D. Quaresma dos Santos
O MPLA, enquanto partido que
governa Angola há 42 anos, confronta-se hoje com um grande dilema. Como
promover mudanças sociais e, ao mesmo tempo, proteger os interesses dos grupos
dominantes?
Atualmente, o país encontra-se
sob uma liderança política bicéfala. Por um lado, temos o poder do Estado sob a
direção de João Lourenço, o recém-eleito presidente da República. Por outro,
temos o poder real de José Eduardo dos Santos, presidente do partido vencedor
das eleições. O presidente da República João Lourenço, na sua qualidade de
vice-presidente do MPLA, é subordinado de JES.
A coabitação entre o
presidente do partido, que detém o poder real, e o novo presidente da
República, que detém o poder formal-constitucional, começa já a manifestar
sinais de incompatibilidade. Os interesses dos poderes assentes no palácio
presidencial não coincidem com os poderes transferidos para e reforçados no
Kremlin, como é conhecida a sede do MPLA.
O maior dilema, porém, é a
militância oposicionista que vai crescendo dentro do MPLA – ainda que
exclusivamente manifestada nas redes sociais – contra José Eduardo dos Santos.

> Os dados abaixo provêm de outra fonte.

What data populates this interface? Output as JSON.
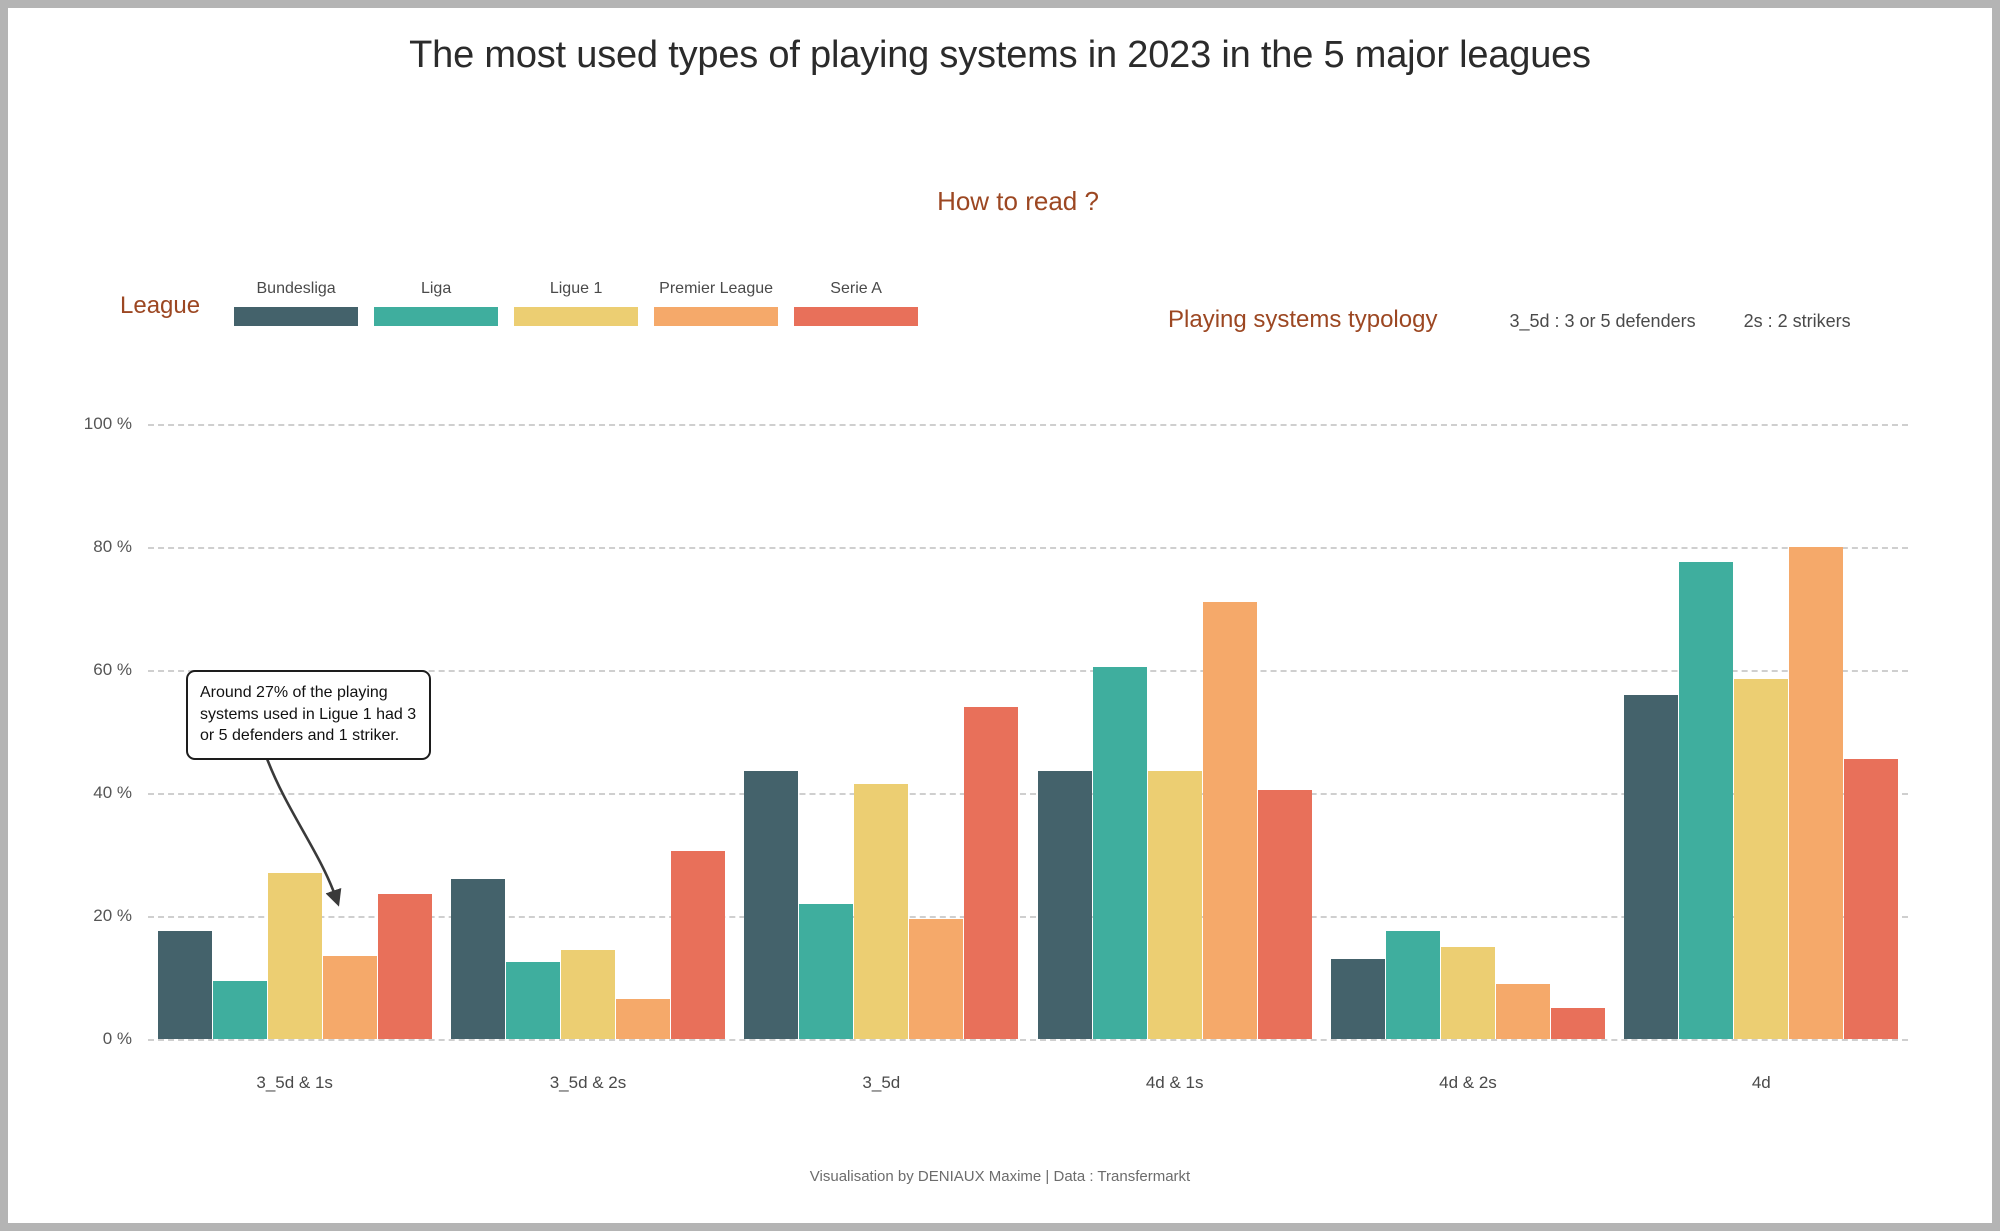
{
  "header": {
    "title": "The most used types of playing systems in 2023 in the 5 major leagues",
    "how_to_read": "How to read ?"
  },
  "legend": {
    "league_title": "League",
    "items": [
      {
        "label": "Bundesliga",
        "color": "#44626b"
      },
      {
        "label": "Liga",
        "color": "#3fae9e"
      },
      {
        "label": "Ligue 1",
        "color": "#ecce72"
      },
      {
        "label": "Premier League",
        "color": "#f5a96a"
      },
      {
        "label": "Serie A",
        "color": "#e8705a"
      }
    ],
    "typology_title": "Playing systems typology",
    "typology_entries": [
      "3_5d  :  3 or 5 defenders",
      "2s  :  2 strikers"
    ]
  },
  "annotation": {
    "text": "Around 27% of the playing systems used in Ligue 1 had 3 or 5 defenders and 1 striker.",
    "target_series": "Ligue 1",
    "target_category": "3_5d & 1s",
    "target_value": 27
  },
  "footer": {
    "credit": "Visualisation by DENIAUX Maxime | Data : Transfermarkt"
  },
  "chart_data": {
    "type": "bar",
    "title": "The most used types of playing systems in 2023 in the 5 major leagues",
    "xlabel": "",
    "ylabel": "",
    "ylim": [
      0,
      100
    ],
    "ytick_labels": [
      "0 %",
      "20 %",
      "40 %",
      "60 %",
      "80 %",
      "100 %"
    ],
    "yticks": [
      0,
      20,
      40,
      60,
      80,
      100
    ],
    "grid": true,
    "legend_position": "top-left",
    "categories": [
      "3_5d & 1s",
      "3_5d & 2s",
      "3_5d",
      "4d & 1s",
      "4d & 2s",
      "4d"
    ],
    "series": [
      {
        "name": "Bundesliga",
        "color": "#44626b",
        "values": [
          17.5,
          26.0,
          43.5,
          43.5,
          13.0,
          56.0
        ]
      },
      {
        "name": "Liga",
        "color": "#3fae9e",
        "values": [
          9.5,
          12.5,
          22.0,
          60.5,
          17.5,
          77.5
        ]
      },
      {
        "name": "Ligue 1",
        "color": "#ecce72",
        "values": [
          27.0,
          14.5,
          41.5,
          43.5,
          15.0,
          58.5
        ]
      },
      {
        "name": "Premier League",
        "color": "#f5a96a",
        "values": [
          13.5,
          6.5,
          19.5,
          71.0,
          9.0,
          80.0
        ]
      },
      {
        "name": "Serie A",
        "color": "#e8705a",
        "values": [
          23.5,
          30.5,
          54.0,
          40.5,
          5.0,
          45.5
        ]
      }
    ]
  }
}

Com entusiasmo, estes oposicionistas animam a esperança de alguns segmentos da
sociedade angolana, promovendo João Lourenço como o líder da mudança.
A nova oposição anti-Dos
Santos – forjada no calor do oportunismo e da cobardia dentro do MPLA –
afirma-se hoje como mais ativista que os “revús”, e ataca o ex-presidente em
campanhas para o afastarem da liderança do MPLA.
Os novos “ativistas” querem
fazer parecer que a única oposição que alguma vez existiu em Angola é a do
próprio MPLA, agora apostando tudo em João Lourenço e contra José Eduardo dos
Santos. Nessa luta, a população corre sérios riscos de cair num grande logro:
livrar Angola do ex-ditador para simplesmente instalar outro ditador.
Mesmo assim, nota-se um
sentimento crescente de frustração face ao comportamento do MPLA neste período
de transição. Vencidas – como era de prever e esteve sempre assegurado – as eleições,
era imperativo que o MPLA, passados 38 anos ao comando de JES, desse mostras
substanciais de mudança.
No entanto, o MPLA não só
mantém a mesma linha de conduta, como reconduz os mesmos atores, que agem com
base nos velhos métodos e práticas do passado. A recente nomeação de José
Massano para governador do BNA, cargo que ocupa há três anos, é exemplo de
“mais do mesmo”. Mudou-se o presidente, mantém-se o MPLA.
Nas últimas eleições, de forma
inaudita e apesar de todos os mecanismos de controlo, boa parte da população
votou na oposição. Houve um grande nervosismo por parte dos dirigentes do MPLA
quando, inicialmente, a oposição se recusou a aceitar os resultados eleitorais,
dada a ausência de escrutínio dos votos em 15 das 18 províncias. O MPLA sentiu
medo. Medo de uma massa de gente que quis mostrar cartão vermelho aos
detentores do poder, de forma pacífica e ordeira, com o seu voto.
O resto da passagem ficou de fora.